Am Ende der ersten Woche in München hatte der Chefarzt der Rehaklinik einen neuen Verdacht: Eine Blockade im Iliosakralgelenk, der Verbindung zwischen Kreuz- und Darmbein. Er führte eine CT gesteuerte ISG-Infiltration durch. „Der Eingriff sollte eigentlich keine Schmerzen verursachen“, erzählt Elena und lacht trocken. „Ich habe die ganze Zeit geheult. Ich konnte nicht mehr.“ Der Arzt habe lange Nadeln ohne Betäubung durch den Rücken bis zu dem Gelenk gesteckt. „Man kommt da nur schwer hin“, sagt sie und schluckt. „Deswegen mussten sie die Nadeln die ganze Zeit rein- und wieder rausziehen.“ Nach dem Eingriff kam eine Schwester ins Zimmer. Sie sei erschrocken gewesen, als sie auf dem Tisch die verwendeten Utensilien gesehen habe. „Da habe ich schon ein richtig komisches Gefühl bekommen.“ Als Elena aufstehen wollte, knickte ihre komplette Hüfte weg. Es war, als ob sie nicht mehr zu ihrem Körper gehören würde. Der Arzt wusste nicht, woher das kommen könnte. Er nahm ihren Fuß, hob ihn in die Luft. Der Oberschenkelmuskel zitterte. Zitterte immer weiter, als der Arzt plötzlich am Bein zog. „Ich dachte mir in dem Moment, ich sterbe gleich.“ Das Bein war auf einmal schwer. Elena hat es nicht mehr gespürt, konnte es gar nicht mehr bewegen. Zusammengekrümmt lag sie in ihrem Krankenhausbett. Sie konnte sich nicht strecken, nicht einmal mehr umdrehen. „Meine Mutter und Tante konnten nicht mehr aufhören zu weinen. Mein Vater wäre fast in Ohnmacht gefallen, als er mich gesehen hat“, erzählt Elena. Dann war Wochenende und kein Arzt da. „Bis heute konnten wir mit keinem der Leute sprechen, die den Eingriff gemacht haben.“

Der psychische Problemfall

Elenas Freundinnen haben sie oft besucht. „Ich war geschockt“, erzählt Lisa. „Elena lag still auf einer Stelle, bewegen oder aufrichten konnte sie sich nicht“, erinnert sie sich. Ihre Freundinnen saßen in einem Kreis um Elenas Bett. Auf ihrem Nachttisch stapelten sich Süßigkeiten und Zeitschriften. Elena war blass, ihre Augen ganz klein.
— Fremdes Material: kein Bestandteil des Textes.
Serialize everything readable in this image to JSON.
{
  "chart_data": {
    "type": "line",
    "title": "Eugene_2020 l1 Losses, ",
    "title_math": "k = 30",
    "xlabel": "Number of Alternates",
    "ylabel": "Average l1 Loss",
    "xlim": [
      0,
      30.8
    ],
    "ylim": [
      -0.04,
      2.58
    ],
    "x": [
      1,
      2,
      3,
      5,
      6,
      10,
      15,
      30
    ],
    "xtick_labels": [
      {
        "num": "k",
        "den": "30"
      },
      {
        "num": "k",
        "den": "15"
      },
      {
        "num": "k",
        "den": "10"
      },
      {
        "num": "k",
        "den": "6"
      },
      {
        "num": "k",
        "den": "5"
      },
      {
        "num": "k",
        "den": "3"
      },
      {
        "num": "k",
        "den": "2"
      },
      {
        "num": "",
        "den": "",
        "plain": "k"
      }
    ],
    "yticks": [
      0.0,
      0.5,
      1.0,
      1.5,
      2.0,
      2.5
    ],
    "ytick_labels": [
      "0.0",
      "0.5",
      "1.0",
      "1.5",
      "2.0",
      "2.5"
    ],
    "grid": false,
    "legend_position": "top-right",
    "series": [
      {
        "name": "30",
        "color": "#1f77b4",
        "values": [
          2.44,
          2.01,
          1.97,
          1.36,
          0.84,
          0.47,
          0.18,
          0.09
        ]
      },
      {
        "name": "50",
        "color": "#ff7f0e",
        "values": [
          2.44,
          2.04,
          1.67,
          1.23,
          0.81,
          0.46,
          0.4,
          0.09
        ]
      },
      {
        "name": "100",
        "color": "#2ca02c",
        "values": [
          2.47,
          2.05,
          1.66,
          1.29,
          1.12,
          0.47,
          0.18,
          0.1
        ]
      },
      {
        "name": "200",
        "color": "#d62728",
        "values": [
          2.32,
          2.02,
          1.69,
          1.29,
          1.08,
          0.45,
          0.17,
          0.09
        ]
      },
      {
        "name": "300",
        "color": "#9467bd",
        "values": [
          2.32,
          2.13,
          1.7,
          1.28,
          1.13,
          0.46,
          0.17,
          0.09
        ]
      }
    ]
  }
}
Die Locken waren zu einem unordentlichen Dutt zusammengebunden. „In der Schule schreiben wir gerade Essays“, hatte Steffi, eine der anderen Freundinnen, ihr damals erzählt. Sie holte ein zerknittertes Papier aus ihrer Tasche. „Da war ein so schlimmer dabei.“ Lachend begann sie den Text vorzulesen. Die Mädchen versuchten Elena das Gefühl zu geben, bei allem dabei zu sein und nichts zu verpassen. Sie lachten und kicherten, vergaßen die Situation für wenige Minuten. Bis Elena auf die Toilette musste. Ihr Vater griff ihr unter die Arme, zog sie nach oben. Elena atmete scharf ein, die Augen waren zusammengekniffen. Sie saß auf der Bettkante und brauchte eine Pause. „Okay“, sagte sie. „Weiter geht’s.“ Ihr Vater stützte sie. „Normalerweise ist Elena die Person, die allen hilft“, erzählt Steffi. „Ich kannte es nicht, dass sie auf Hilfe angewiesen ist.“

Ein paar Tage später wurde Elena zu einer Psychologin geschickt. „Keiner der Ärzte wusste mehr weiter. Das war ihr letzter Ausweg.“ Obwohl Elena große Schmerzen hatte, bestand die Psychologin darauf, das Gespräch nicht im Krankenbett zu führen. Elena saß auf einem hölzernen Kinderstuhl. Um sie herum lagen Spielsachen und Bauklötze. „Ich hatte Tränen in den Augen – vor Wut. Die hatte davor schon ein Bild in ihrem Kopf und mir alle Worte im Mund verdreht. So, dass sie zu ihrer Vorstellung von mir passten.“ Eine Freundin von Elenas Mutter war gerade zu Besuch. Sie brachte ihr ein Kissen, damit sie bequemer sitzen konnte. Die Psychologin musterte die Situation kritisch. Später schrieb sie in ihr Gutachten, dass Elena wie ein Kleinkind behandelt werde und das für ihren Charakter nicht gut sei. Elena erzählte der Psychologin von ihren Freundinnen und davon wie traurig sie sei, gerade nicht bei ihnen sein zu können. Die Psychologin nickte. Im Gutachten las Elena dann: „Die Patientin äußerte keinerlei Wünsche, ihre Freunde zu sehen.“ Sie beschrieb Elena als einen psychischen Problemfall. „Ich habe mir fest vorgenommen, irgendwann noch einmal mit dieser Frau zu sprechen und sie zur Rede zu stellen.“ Als sie davon erzählt, sammeln sich Tränen in ihren Augenwinkeln. Denn die offizielle Diagnose lautete jetzt Schmerzverstärkungssyndrom.